Page 29 - Kuşların Şarkısı
P. 29
Tam kanat vurup havalanacak iken, yakındaki ağacın dalında kendilerini dinleyen kekliği görmüş.
-Sen ne dersin teklifime keklik kardeş, demiş. Benimle Kafdağı’na ulu padişahımız Simurg’u
görmeye gelir misin?
Aslında dağların kâh yamaçlarında kâh da yüce tepelerinde seke seke yürümeyi pek seven kek-
lik meğer, bir maden ocağında bulduğu mücevheri taşırken yorulmuş da dinlenmek için kayaya
konmuş imiş, açmış gagasını:
-Günlerdir şu mücevheri elde etmek için kaç tepede uçtum, kaç yamaçta sektim bir bilsen ve
nihayet arzuma kavuştum.

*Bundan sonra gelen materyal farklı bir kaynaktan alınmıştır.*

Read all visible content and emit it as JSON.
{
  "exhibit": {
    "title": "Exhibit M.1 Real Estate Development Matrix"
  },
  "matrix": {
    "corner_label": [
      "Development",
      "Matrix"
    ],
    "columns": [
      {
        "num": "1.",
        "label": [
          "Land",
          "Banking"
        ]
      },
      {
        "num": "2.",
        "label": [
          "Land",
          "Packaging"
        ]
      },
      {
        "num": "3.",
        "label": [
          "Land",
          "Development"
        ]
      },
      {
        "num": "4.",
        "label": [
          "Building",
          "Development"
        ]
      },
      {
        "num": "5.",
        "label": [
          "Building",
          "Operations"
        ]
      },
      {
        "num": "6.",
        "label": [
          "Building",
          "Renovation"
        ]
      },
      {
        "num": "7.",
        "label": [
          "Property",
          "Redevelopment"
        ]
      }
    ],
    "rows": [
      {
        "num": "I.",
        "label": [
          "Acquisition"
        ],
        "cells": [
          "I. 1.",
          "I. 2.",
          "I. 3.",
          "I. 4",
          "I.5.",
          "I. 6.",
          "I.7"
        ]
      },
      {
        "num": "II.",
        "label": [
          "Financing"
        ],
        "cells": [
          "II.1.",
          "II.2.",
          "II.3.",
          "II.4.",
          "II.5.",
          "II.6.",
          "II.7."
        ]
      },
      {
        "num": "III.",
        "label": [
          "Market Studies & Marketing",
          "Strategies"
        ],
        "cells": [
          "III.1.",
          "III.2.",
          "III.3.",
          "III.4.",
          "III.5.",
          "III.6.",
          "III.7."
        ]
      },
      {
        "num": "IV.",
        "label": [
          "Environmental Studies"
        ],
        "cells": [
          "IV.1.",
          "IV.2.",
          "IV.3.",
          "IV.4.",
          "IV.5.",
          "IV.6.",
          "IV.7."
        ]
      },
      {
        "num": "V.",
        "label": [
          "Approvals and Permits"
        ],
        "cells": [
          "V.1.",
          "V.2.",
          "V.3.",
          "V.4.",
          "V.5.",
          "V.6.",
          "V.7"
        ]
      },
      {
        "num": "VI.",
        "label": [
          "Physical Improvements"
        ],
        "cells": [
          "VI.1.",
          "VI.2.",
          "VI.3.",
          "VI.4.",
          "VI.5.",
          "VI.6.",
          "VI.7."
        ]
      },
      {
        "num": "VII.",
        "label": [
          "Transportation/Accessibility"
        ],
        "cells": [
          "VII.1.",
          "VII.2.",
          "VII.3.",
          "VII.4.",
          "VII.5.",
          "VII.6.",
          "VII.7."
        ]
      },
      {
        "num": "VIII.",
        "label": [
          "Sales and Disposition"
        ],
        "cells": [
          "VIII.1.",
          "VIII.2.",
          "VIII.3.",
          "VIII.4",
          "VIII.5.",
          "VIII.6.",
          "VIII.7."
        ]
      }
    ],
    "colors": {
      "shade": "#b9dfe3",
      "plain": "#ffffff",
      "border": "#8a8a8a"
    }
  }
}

Bu mücevher uzun bir zaman beni mutlu etmeye yeter, yeni bir mac-
eraya atılamayacak kadar yorgunum. Beni affet seninle gelemem, demiş.
-Mücevher dediğin aslında renkli taştan başka bir şey değil. Taş sevgisi senin kalbini taşlaştırmış
ama farkında değilsin. Bugün ben seni affetsem, yarın sen kendini affetmeyeceksin, pişmanlık
ateşi içini yakacak. Acele karar verme bir düşün diyerek yoluna devam etmiş Hüdhüd.